Friend: Which of your works of fiction do you consider the best?

Author: My last income tax return.

Life has its disappointments but there is no reason to be one of them.

“How old is she?”

“Oh, I couldn’t say – but she knew the Big Dipper when it was only a drinking cup!”

Very few things happen at the right time, and the rest do not happen at all; the conscientious historian will correct these defects. – Herodotus

First cannibal: Have you seen the dentist?

Second cannibal: Yes, he filled my teeth at dinner time.

As the high councilor returned from stake priesthood meeting, his wife asked, “How was your talk this evening?” “Which one?” he asked. “The one I was going to give, the one I did give, or the one I delivered so brilliantly to myself on the way home?”

The editor received a manuscript with a letter that said, “The characters in this story are purely fictional and bear no resemblance to any person, living or dead.” When the editor returned it to the author, he scribbled across the bottom, “That’s what wrong with it.”

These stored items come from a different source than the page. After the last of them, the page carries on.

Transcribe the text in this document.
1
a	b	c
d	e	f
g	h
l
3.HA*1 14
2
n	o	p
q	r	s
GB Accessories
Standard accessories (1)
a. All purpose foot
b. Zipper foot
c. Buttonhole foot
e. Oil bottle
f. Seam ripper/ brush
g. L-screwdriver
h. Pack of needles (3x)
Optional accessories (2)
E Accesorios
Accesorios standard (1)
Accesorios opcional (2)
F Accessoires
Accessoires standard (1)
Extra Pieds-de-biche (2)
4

“Help! A man just stole my car!”

“Did you see him?”

“No, but I got the license number as he pulled away.”

Two hippies in dark glasses and long hair were strolling down an avenue when one of them happened to look up. “What’s that?” he asked his companion. “The sun or the moon?” “Don’t ask me, man,” said the other. “I don’t live in this neighborhood.”

Admirer to political candidate: “Great speech, sir. I liked the straightforward way you dodged those issues!”

“What are you doing here?” a policeman asked a man pacing the sidewalk at two o’clock in the morning. “I forgot my key, officer,” yawned the man, “and I’m waiting for my children to come home and let me in.”

Sign in optometrist’s window: “Eyes examined while you wait.”

The professor stepped up on the platform and, by way of breaking the ice, remarked: “I’ve just been asked to come up here and say something funny.” A student heckler in the back of the hall called out, “You’ll tell us when you say it, won’t you?” “I’ll tell you,” the professor responded. “The others will know.”

Two spinsters were discussing men. “Which would you desire most in a husband – brains, wealth, or appearance?” asked one. “Appearance,” said the other, “and the sooner the better.”

A woman in the suburbs was chatting over the back fence with her next door neighbor. “We’re going to live in a better neighborhood soon,” she said. “So are we,” volunteered the neighbor, confidently. “What? Are you moving too?” “No, we are staying here.”